Gonadotropin deficiency in cryptorchid boys with altered mini-puberty should be included in the “milder” category of IHH. Restoring mini-puberty and adult fertility is among the strongest arguments in favor of a hormone replacement therapy for the missing gonadotropin stimulus in boys with cryptorchidism and hypogonadotropic hypogonadism [8, 35]. However, only a few reports describe the outcome of gonadotropin treatment in boys with isolated central hypogonadotropic hypogonadism (CHH) within combined pituitary hormone deficiency (CPHD) during the first year of life [36,37,38,39]. Although the results from these studies show a favorable gonadotropin increase, no long-term follow-up data on these markers are available [36,37,38,39]. In contrast, two long-term studies of GnRHa-treated HIR and CHH cryptorchid boys have demonstrated that GnRHa treatment is capable of permanently correcting phenotype and rescuing fertility [8, 35]. This is most likely because GnRHa induces changes to the pathological state, which becomes apparent when analyzing LH secretion; the HIR group presents with deficient LH and testosterone secretion and, consequently, lacks Ad spermatogonia [1,2,3,4, 7]. GnRH treatment restores and normalizes LH secretion, which indicates that gonadotrophic cell differentiation occurs [8, 37, 38].

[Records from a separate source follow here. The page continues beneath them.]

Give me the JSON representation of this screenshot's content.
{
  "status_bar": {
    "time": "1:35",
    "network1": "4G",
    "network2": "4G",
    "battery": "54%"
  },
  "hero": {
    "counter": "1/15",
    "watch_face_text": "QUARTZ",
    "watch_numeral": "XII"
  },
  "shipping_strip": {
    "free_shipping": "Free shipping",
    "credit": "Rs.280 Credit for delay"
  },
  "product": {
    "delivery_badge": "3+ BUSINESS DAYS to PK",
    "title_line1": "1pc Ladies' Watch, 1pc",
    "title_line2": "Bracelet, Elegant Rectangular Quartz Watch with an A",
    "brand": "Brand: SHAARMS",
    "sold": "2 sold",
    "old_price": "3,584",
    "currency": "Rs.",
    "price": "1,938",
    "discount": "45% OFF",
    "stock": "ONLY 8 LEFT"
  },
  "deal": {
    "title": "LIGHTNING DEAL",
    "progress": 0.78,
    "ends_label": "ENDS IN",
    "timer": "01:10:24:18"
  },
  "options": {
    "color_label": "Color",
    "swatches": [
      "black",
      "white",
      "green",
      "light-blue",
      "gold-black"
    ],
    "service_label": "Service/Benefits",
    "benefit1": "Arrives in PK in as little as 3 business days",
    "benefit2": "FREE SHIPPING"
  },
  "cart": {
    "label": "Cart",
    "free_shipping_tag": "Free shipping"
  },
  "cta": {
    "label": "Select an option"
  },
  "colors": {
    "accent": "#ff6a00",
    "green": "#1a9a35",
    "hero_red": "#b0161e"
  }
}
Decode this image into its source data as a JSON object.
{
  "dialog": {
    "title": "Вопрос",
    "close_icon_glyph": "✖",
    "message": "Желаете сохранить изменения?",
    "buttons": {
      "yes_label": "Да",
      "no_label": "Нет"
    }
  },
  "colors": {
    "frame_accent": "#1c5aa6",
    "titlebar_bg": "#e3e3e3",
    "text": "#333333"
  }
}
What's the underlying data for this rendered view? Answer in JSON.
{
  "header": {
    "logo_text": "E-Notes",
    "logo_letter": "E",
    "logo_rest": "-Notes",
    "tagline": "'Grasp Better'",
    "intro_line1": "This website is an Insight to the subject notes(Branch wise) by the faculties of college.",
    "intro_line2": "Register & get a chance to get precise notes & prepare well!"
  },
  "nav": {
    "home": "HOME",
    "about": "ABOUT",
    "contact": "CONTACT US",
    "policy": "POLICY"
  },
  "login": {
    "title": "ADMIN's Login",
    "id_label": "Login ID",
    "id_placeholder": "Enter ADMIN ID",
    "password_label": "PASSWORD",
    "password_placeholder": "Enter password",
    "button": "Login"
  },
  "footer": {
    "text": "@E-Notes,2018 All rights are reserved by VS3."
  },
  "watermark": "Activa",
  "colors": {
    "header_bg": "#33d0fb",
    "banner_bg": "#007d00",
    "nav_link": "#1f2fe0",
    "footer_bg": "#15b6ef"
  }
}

It is critical to better understand the molecular mechanisms underlying this phenomenon. One intriguing model would be that increased LH plasma levels and elevated testicular expression of NHLH2 after treatment reflect roles of the genes in both the testis and hypothalamus during mini-puberty. The bHLH proteins encoded by NHLH1 and NHLH2 have been reported to fulfill important regulatory functions in the developing nervous system [40]. In mouse models, Nhlh2 has been shown to be responsible for gonadotroph cell migration and differentiation, and that the Nhlh2 gene has an important role in spermatogenesis [41]. Male Nhlh2 homozygous mutant mice are microphallic, hypogonadal, and infertile with alterations in circulating gonadotropins, a defect in spermatogenesis, and a loss of instinctual male sexual behavior [21].

It has been hypothesized that mini-puberty depends more on kisspeptin-dependent GnRH-induced LH secretion than adolescent puberty [42]. However, Kiss1-metastasis suppressor (KISS1) gene expression was not detectable in the HIR or LIR group and had no detectable reaction to GnRHa treatment. Moreover, Nhlh2 regulates the number and distribution of GnRH neurons and the development and maturation of the adenohypophysis [35]. The combined inactivation of Nhlh1/2 leads to a strong reduction in the reticulotegmental nuclei. Furthermore, NHLHs are required for sustained expression of the netrin receptor and cell guidance molecule DCC in the anterior extramural migration stream, and the UNC5D receptor for netrin NTN4, which promotes neuronal cell survival [22]. There are also other cases of bifunctional genes in the testis and brain. One example is PROK2, which is involved in central hypogonadotropic hypogonadism [3, 11]. NHLH2 exhibits a similar pattern as PROK2, except that NHLH2 responds to GnRHa treatment (Table 1).

Conclusions

RNA profiling data from prepubertal HIR/LIR testes provide insights into the effect of curative GnRHa treatment, which permanently corrects hypothalamus-pituitary-testicular axis function, on the expression of genes important for the process. A subgroup of these genes that are known to act in neuronal tissue are also expressed in the male germline before and/or after the onset of spermatogenesis and respond to hormone treatment. Among them, we find NHLH2, which is involved in the functional and developmental maintenance of the hypothalamic-pituitary-gonadal axis by regulating the number and localization of GnRHa neurons, and in the development and maturation of the adenohypophysis. Critically, only NHLH2 exhibits weaker RNA signals in HIR patients than in LIR patients and is induced by the treatment. These observations raise two intriguing possibilities. First, NHLH2 and various other IHH genes could play novel roles specifically in male germ cells, Leydig cells, and Sertoli cells. Second, GnRHa may influence not only testicular, but also neuronal NHLH2 expression via transcription factors that are present in both male gonads and the brain, such as SOX2 and SOX13. Further research aimed at unambiguously establishing NHLH2’s role in controlling mini-puberty is warranted.